Mais quelle que soit l’issue de ces deux crises, une leçon s’impose. Le vent levé par le Printemps arabe de 2011 n’est pas retombé. On pouvait penser, avec une sorte de résignation, que le monde musulman était condamné, comme en Syrie ou en Egypte, à louvoyer entre Charybde et Scylla, entre les islamistes d’un côté et les régimes militaires de l’autre (avec une variante, comme au Soudan, où régnait un régime à la fois militaire et islamiste). Les événements récents montrent qu’un troisième acteur tient toujours son rôle : le peuple, excédé par la corruption et la répression, qui réclame, encore et toujours, plus d’honnêteté et plus de liberté.

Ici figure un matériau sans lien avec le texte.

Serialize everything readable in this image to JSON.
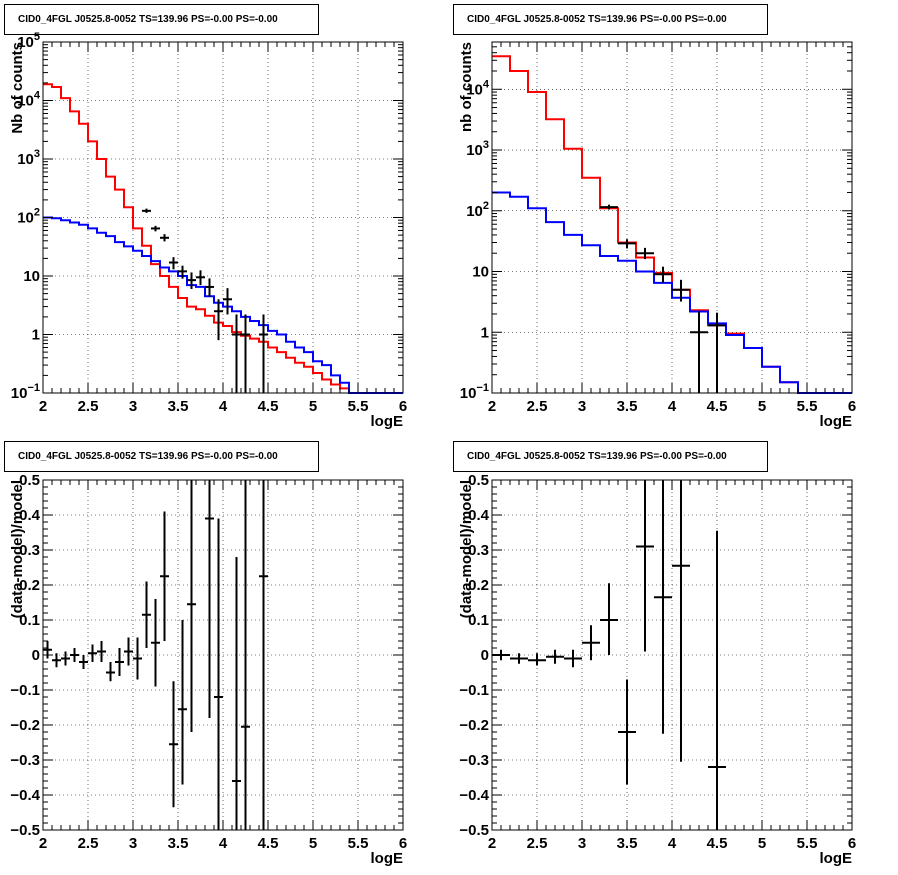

Ainsi, au moment où, dans les anciens Etats de droit, la démocratie donne des signes de fatigue, elle reste une référence vivante, attractive, désirée, dans les pays tyrannisés par la soldatesque ou par l’intégrisme religieux. Une sorte d’internationale informelle de la liberté se manifeste, en Iran contre les mollahs, en Tunisie contre les islamistes, en Algérie contre le pouvoir du FLN, au Soudan contre le régime d’Omar el-Béchir. Souvent les femmes en sont les protagonistes les plus engagées (en Iran, au Soudan ou en Tunisie). Les chances d’une victoire démocratique restent minces, tant la force reste aux armes ou aux dogmes des fanatiques. Mais à coup sûr, dans ces sociétés d’oppression, le virus de la liberté est toujours actif.